The tight L-shaped space on Hong Kong’s hip Star Street used to house an L-shaped izakaya-type joint, and before that, an L-shaped pizza place. Now it is home to Morty’s Delicatessen – a fetching sports bar and deli specialising New York City fare. Clad in red tiles, Morty’s entices passersby with a bold street-facing kitchen window.

Morty’s is the latest in a series of collaborations between fashion designer entrepreneur Kevin Poon and interior design studio JJA / Bespoke Architecture, helmed by designer JJ Acuna. Both entrepreneur and designer were educated in the US and for this project, they drew inspiration from Manhattan’s local pubs and diners.

“The client had a tight budget and we had a very small space to work with. What’s more, it had two entry points, front and back,” says Acuna. He altered the original layout of the space to make it more breathable.

“We got rid of the L because it was just too awkward and instead made a rectangular bar-restaurant and moved the back of house kitchen front of house – where the short part of the L is. We give each programme, the front and the back-of-the-house, its own room to breathe,” he explains.

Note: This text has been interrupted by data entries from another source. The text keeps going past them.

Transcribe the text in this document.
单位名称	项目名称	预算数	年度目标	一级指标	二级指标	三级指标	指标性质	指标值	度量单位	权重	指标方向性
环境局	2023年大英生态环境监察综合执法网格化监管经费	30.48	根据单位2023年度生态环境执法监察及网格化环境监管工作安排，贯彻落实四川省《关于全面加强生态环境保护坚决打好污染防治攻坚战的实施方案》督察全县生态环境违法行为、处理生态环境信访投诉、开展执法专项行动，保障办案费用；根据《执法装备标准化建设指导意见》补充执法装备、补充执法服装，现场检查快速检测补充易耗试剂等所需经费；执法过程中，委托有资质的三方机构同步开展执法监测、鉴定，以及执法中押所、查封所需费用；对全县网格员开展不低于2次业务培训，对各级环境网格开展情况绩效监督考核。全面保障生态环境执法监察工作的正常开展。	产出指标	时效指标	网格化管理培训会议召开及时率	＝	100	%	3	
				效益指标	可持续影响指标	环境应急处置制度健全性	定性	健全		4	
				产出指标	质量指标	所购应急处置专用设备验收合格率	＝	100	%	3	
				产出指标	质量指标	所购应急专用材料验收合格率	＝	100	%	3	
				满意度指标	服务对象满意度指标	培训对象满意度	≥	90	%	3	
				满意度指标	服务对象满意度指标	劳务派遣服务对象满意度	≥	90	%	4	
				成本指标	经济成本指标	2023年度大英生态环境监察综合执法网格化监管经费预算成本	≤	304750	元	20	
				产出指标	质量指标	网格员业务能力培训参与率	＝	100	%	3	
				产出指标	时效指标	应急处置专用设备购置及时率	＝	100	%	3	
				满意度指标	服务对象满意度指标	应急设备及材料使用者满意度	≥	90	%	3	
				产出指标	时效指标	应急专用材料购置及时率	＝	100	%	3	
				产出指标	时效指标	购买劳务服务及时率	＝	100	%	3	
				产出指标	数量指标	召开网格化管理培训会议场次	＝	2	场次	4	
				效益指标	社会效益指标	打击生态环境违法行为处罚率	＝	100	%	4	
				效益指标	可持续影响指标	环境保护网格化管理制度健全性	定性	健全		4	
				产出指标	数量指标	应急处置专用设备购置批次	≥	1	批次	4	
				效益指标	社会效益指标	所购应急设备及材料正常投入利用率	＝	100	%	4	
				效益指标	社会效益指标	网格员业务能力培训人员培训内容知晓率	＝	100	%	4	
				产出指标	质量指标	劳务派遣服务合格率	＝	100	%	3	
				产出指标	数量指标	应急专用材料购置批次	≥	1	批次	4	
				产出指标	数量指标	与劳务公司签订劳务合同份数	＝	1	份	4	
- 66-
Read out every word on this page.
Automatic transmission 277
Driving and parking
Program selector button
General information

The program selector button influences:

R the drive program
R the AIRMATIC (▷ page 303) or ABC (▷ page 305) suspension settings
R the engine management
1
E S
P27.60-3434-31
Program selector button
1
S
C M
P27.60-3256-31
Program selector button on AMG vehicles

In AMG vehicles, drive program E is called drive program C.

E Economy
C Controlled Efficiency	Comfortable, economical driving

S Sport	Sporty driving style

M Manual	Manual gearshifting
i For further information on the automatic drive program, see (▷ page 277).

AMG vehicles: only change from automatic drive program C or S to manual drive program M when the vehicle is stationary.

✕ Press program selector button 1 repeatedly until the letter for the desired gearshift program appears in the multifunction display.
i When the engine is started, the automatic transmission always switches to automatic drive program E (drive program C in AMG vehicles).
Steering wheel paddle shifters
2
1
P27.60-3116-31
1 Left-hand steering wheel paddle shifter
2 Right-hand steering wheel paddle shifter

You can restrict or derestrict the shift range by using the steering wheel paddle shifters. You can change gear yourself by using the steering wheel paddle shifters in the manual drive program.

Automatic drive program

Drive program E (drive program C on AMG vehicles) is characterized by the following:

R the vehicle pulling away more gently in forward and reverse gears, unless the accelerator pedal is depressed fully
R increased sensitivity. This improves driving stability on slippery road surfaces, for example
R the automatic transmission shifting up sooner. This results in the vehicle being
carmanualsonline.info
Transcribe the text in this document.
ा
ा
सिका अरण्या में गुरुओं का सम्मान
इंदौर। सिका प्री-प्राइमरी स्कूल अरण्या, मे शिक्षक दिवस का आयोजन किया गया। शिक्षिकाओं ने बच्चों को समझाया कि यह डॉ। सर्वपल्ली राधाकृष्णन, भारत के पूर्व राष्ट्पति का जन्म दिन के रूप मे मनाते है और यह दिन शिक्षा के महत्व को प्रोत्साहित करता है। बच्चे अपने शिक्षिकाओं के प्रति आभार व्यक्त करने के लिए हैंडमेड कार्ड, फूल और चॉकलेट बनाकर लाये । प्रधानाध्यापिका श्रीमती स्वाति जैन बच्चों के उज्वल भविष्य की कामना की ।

“Moving the kitchen to the front has made the the whole food preparation process a kind of theatre where passersby can appreciate and observe all that goes on in the process of creating a meal,” he adds. This design decision also effectively makes use of the back and front alleys. Crowds can spill out into both areas when it’s busy, creating a jovial and relaxed indoor-outdoor eating and drinking environment.

Working with the modest budget, the design team combined simple tile finishes and stainless steel surfaces to a great effect – the red gloss of the tiles catches one’s attention while the mirror effect of the stainless steel gives the linear ‘dining cabin’ an additional sense of levity. Everything in the project was created bespoke for the site, except the aluminium Prouve Chairs.

Asked if ‘theme’ is a dirty word in design, Acuna says: “I think the word ‘theme’ is dirty when the set-up is a literal cut and paste. I think our iteration of the concept is a remix or a play on a thematic concept.” He elaborates that in Morty’s case the interior takes a back seat to the customer’s experience.

He adds, “In the Hong Kong context, we hope it’s a greatly comfortable and casual urban atmosphere for all kinds of people to visit and enjoy a meat-filled meal and a sports event on the television – which is really the goal here, to create a no-frills, low-maintenance destination for people to enjoy simple food and beers with friends.”